Imported into the UK and first registered there in 1997 as 'CBX 6T', this example of an increasingly collectible classic has also been registered as 'AMX 2T' and 'UEY 423T' (the accompanying Swansea V5C document relates to the latter number). The machine was purchased by Aled Jenkins in 2001 having previously belonged to one Andrew Roch of Bristol and before him to Michael Pollard of Wells, Somerset. Additional documentation consists of sundry invoices, DVLA correspondence, SORN paperwork, copies of old Swansea V5 documents and a substantial quantity of MoT certificates, the most recent of which was issued in July 2011 at 6,993 miles (the current odometer reading is 7,095 miles).

Footnotes

  • HONDA CBX1000 Z 1979
    Immatriculée UEY 423T (voir texte)
    Cadre n° CB1 2005372
    Moteur n° CB1E 2005542

    Exactement comme lors de la décennie précédente avec la CB 750 à quatre cylindres, Honda étonna le monde une fois encore dans les années 1970 en introduisant la Gold Wing de super tourisme, la provocante CBX 1000 six cylindres. Lancée en 1978, celle-ci n'était pas la première six-cylindres moderne, la 750 Sei de Benelli l'ayant précédée de deux ans, mais c'était la plus grosse et la plus rapide. Introduite sous une forme « dépouillée » avec deux combinés de suspension, la CBX fut refondue pour 1981 en bénéficiant d'une suspension arrière monobras Pro-Link, d'un carénage partiel et d'un frein avant à disque ventilé. Pesant près de 250 kg et disposant de 105 ch, la CBX - bonne pour 210 km/h – abattait le 400 m départ arrêté en 12 secondes environ. Mais pour la plupart des acheteurs, les performances pures de la CBX comptaient moins que sa seule présence sur la route. Aujourd'hui encore, peu de motos peuvent rivaliser avec son charisme, son charme visuel et, surtout, son bruit.
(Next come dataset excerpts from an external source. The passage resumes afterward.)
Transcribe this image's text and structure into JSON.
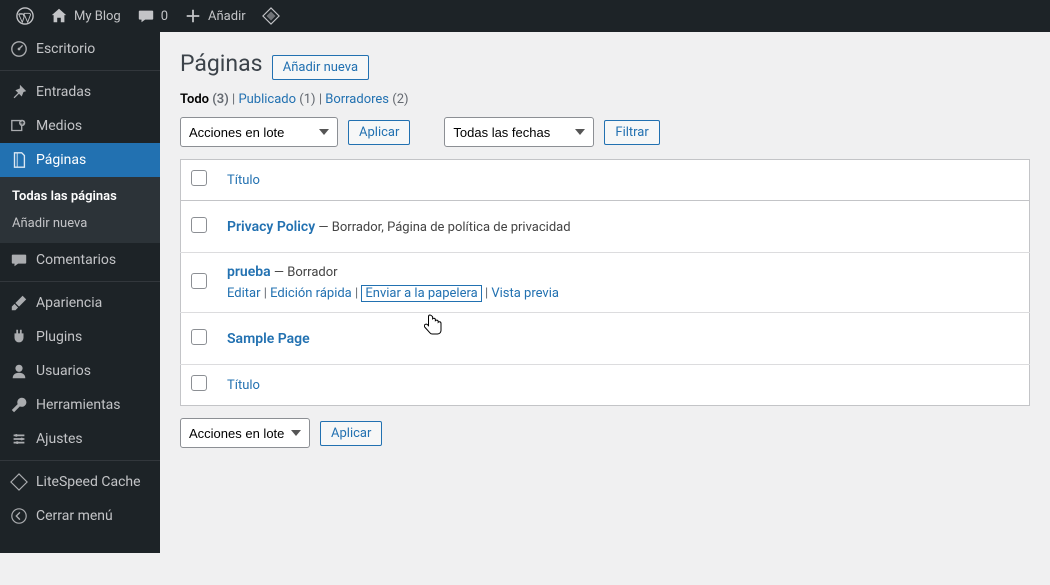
{
  "adminbar": {
    "site_title": "My Blog",
    "comment_count": "0",
    "add_new": "Añadir",
    "wp_icon": "wordpress-logo",
    "home_icon": "home-icon",
    "comment_icon": "comment-icon",
    "plus_icon": "plus-icon",
    "cache_icon": "litespeed-icon"
  },
  "sidebar": {
    "items": [
      {
        "label": "Escritorio",
        "icon": "dashboard-icon"
      },
      {
        "label": "Entradas",
        "icon": "pin-icon"
      },
      {
        "label": "Medios",
        "icon": "media-icon"
      },
      {
        "label": "Páginas",
        "icon": "page-icon",
        "current": true
      },
      {
        "label": "Comentarios",
        "icon": "comment-icon"
      },
      {
        "label": "Apariencia",
        "icon": "brush-icon"
      },
      {
        "label": "Plugins",
        "icon": "plugin-icon"
      },
      {
        "label": "Usuarios",
        "icon": "user-icon"
      },
      {
        "label": "Herramientas",
        "icon": "tools-icon"
      },
      {
        "label": "Ajustes",
        "icon": "settings-icon"
      },
      {
        "label": "LiteSpeed Cache",
        "icon": "litespeed-icon"
      },
      {
        "label": "Cerrar menú",
        "icon": "collapse-icon"
      }
    ],
    "submenu": {
      "all_pages": "Todas las páginas",
      "add_new": "Añadir nueva"
    }
  },
  "page": {
    "title": "Páginas",
    "add_new_button": "Añadir nueva",
    "filters": {
      "all_label": "Todo",
      "all_count": "(3)",
      "published_label": "Publicado",
      "published_count": "(1)",
      "drafts_label": "Borradores",
      "drafts_count": "(2)"
    },
    "bulk_actions": {
      "label": "Acciones en lote",
      "apply": "Aplicar"
    },
    "date_filter": {
      "label": "Todas las fechas",
      "filter_button": "Filtrar"
    },
    "table": {
      "col_title": "Título",
      "rows": [
        {
          "title": "Privacy Policy",
          "state": " — Borrador, Página de política de privacidad"
        },
        {
          "title": "prueba",
          "state": " — Borrador",
          "actions": {
            "edit": "Editar",
            "quick": "Edición rápida",
            "trash": "Enviar a la papelera",
            "preview": "Vista previa"
          }
        },
        {
          "title": "Sample Page",
          "state": ""
        }
      ]
    }
  }
}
    Importée au Royaume-Uni et immatriculée pour la première fois dans ce pays en 1997 sous la désignation CBX 6T, cet exemplaire d'une machine devenue une classique incontournable a été aussi immatriculée « AMX 2T » et « UEY 423 T » (le document V5C émis par Swansea porte ce dernier numéro). La moto fut achetée par Aled Jenkins en 2001 après avoir appartenu à un certain Andrew Roch de Bristol et, avant lui, à Michael Pollard de Wells (Somerset). La documentation jointe comprend aussi un dossier de factures, un échange de correspondance avec la Driving Vehicle Licensing Agency, une déclaration de non mise en circulation (SORN), des copies d'anciens documents V5 de Swansea et plusieurs certificats MoT, le plus récent datant de juillet 2011 à 6 993 miles au compteur qui en affiche actuellement 7 095.